A sparkling lead turn from Rebecca Trehearn, and brilliant choreography from Alistair David, enliven this Sweet Charity at Nottingham Playhouse
“Your game makes very good sense”
So pleased to have managed to squeak into Nottingham Playhouse’s Sweet Charity before it finished, this is what everyone uses their annual leave for, right…?! The second major production of the show in recent months following the Watermill’s strong actor-muso interpretation this summer, it is one which makes a bold move in introducing Alistair David’s choreography to give this 1966 musical a fresh lick of paint.
It’s the only real sense of updating that Bill Buckhurst’s production provides but it is an impactful one, David reimagining almost wholesale and invigorating the almost-too-familiar sounds of Cy Coleman’s classic score. In takis’ podium-based design, it looks a dream and more than justifies new AD Adam Lenson’s decision to reintroduce musicals to the programme here after an absence of more than a decade.
And in casting Rebecca Trehearn as its star, it could scarce have chosen better. Trehearn sounds like a dream throughout, of course she does, but what this role does is to really let her flex her acting chops and reveal how good a comedian she is. Goofy without being gormless, sweet without ever letting us forget how smart, and sensitive too – it’s impossible not to be entirely affected by her everytime her heart gets bruised.

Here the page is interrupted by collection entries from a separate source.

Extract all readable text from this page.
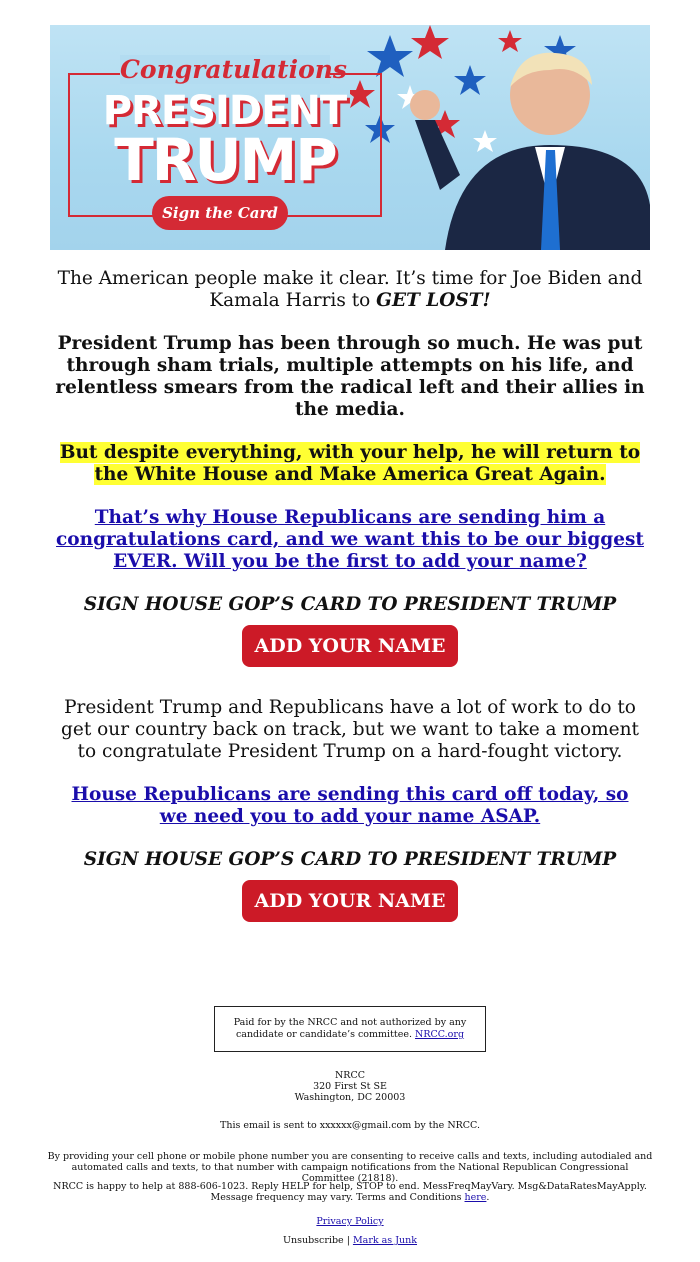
Congratulations
PRESIDENT
TRUMP
Sign the Card

The American people make it clear. It’s time for Joe Biden and Kamala Harris to GET LOST!

President Trump has been through so much. He was put through sham trials, multiple attempts on his life, and relentless smears from the radical left and their allies in the media.

But despite everything, with your help, he will return to the White House and Make America Great Again.

That’s why House Republicans are sending him a congratulations card, and we want this to be our biggest EVER. Will you be the first to add your name?

SIGN HOUSE GOP’S CARD TO PRESIDENT TRUMP

ADD YOUR NAME

President Trump and Republicans have a lot of work to do to get our country back on track, but we want to take a moment to congratulate President Trump on a hard-fought victory.

House Republicans are sending this card off today, so we need you to add your name ASAP.

SIGN HOUSE GOP’S CARD TO PRESIDENT TRUMP

ADD YOUR NAME
Paid for by the NRCC and not authorized by any candidate or candidate’s committee. NRCC.org
NRCC
320 First St SE
Washington, DC 20003
This email is sent to xxxxxx@gmail.com by the NRCC.
By providing your cell phone or mobile phone number you are consenting to receive calls and texts, including autodialed and automated calls and texts, to that number with campaign notifications from the National Republican Congressional Committee (21818).
NRCC is happy to help at 888-606-1023. Reply HELP for help, STOP to end. MessFreqMayVary. Msg&DataRatesMayApply. Message frequency may vary. Terms and Conditions here.
Privacy Policy
Unsubscribe | Mark as Junk
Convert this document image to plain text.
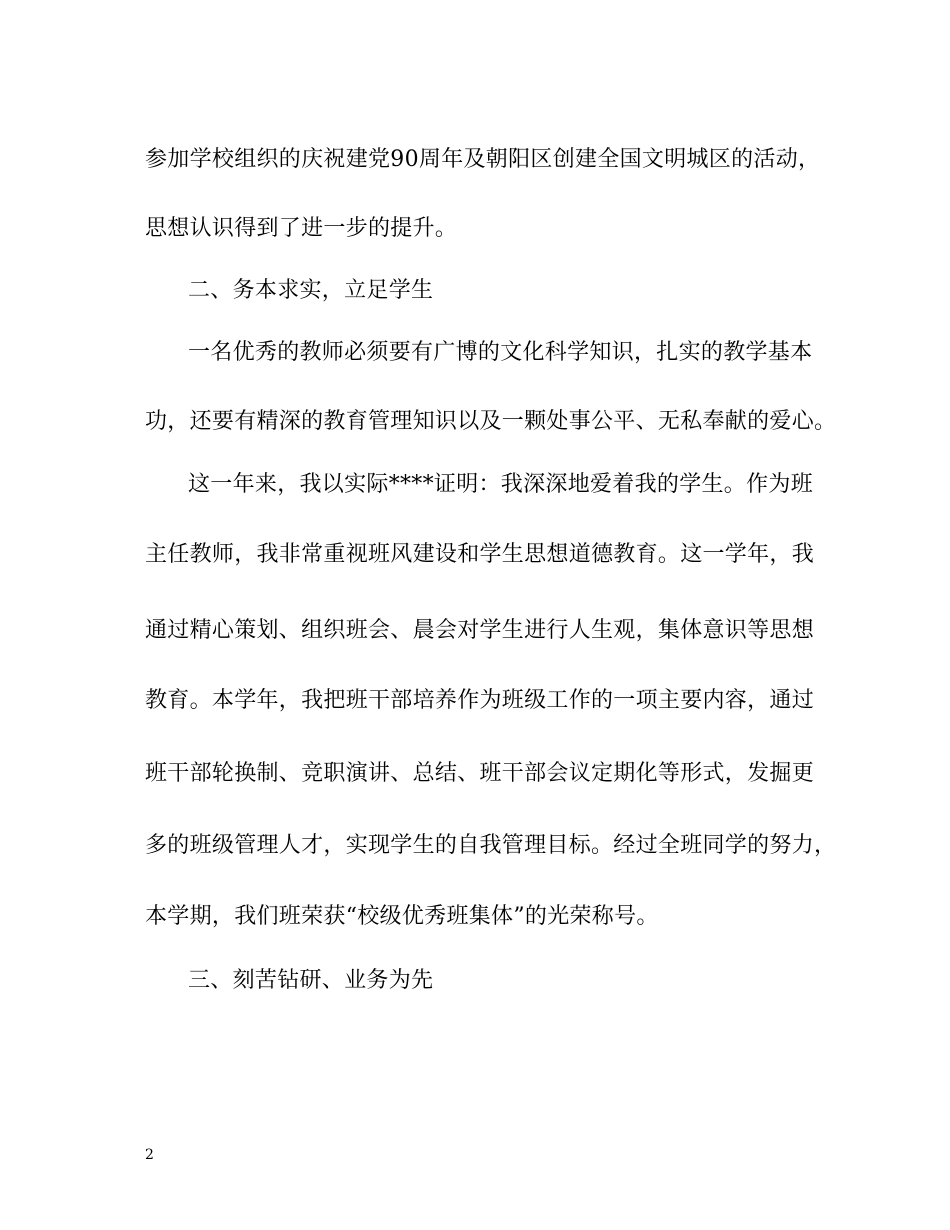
参加学校组织的庆祝建党90周年及朝阳区创建全国文明城区的活动，
思想认识得到了进一步的提升。
二、务本求实，立足学生
一名优秀的教师必须要有广博的文化科学知识，扎实的教学基本
功，还要有精深的教育管理知识以及一颗处事公平、无私奉献的爱心。
这一年来，我以实际****证明：我深深地爱着我的学生。作为班
主任教师，我非常重视班风建设和学生思想道德教育。这一学年，我
通过精心策划、组织班会、晨会对学生进行人生观，集体意识等思想
教育。本学年，我把班干部培养作为班级工作的一项主要内容，通过
班干部轮换制、竞职演讲、总结、班干部会议定期化等形式，发掘更
多的班级管理人才，实现学生的自我管理目标。经过全班同学的努力，
本学期，我们班荣获“校级优秀班集体”的光荣称号。
三、刻苦钻研、业务为先
2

She’s supported well by the likes of Amy Ellen Richardson and Carly Mercedes Dyer, dalliances amusingly with Marc Elliott and Jeremy Secomb. And Caroline Humphris’ musical direction is taut with life, again no mean feat for a classic show. My only caveat comes with the uninterrogated premise of the show which a 21st century mindset ought to demand – consequence-free fun, laughs and good times are over, our theatre should reflect that.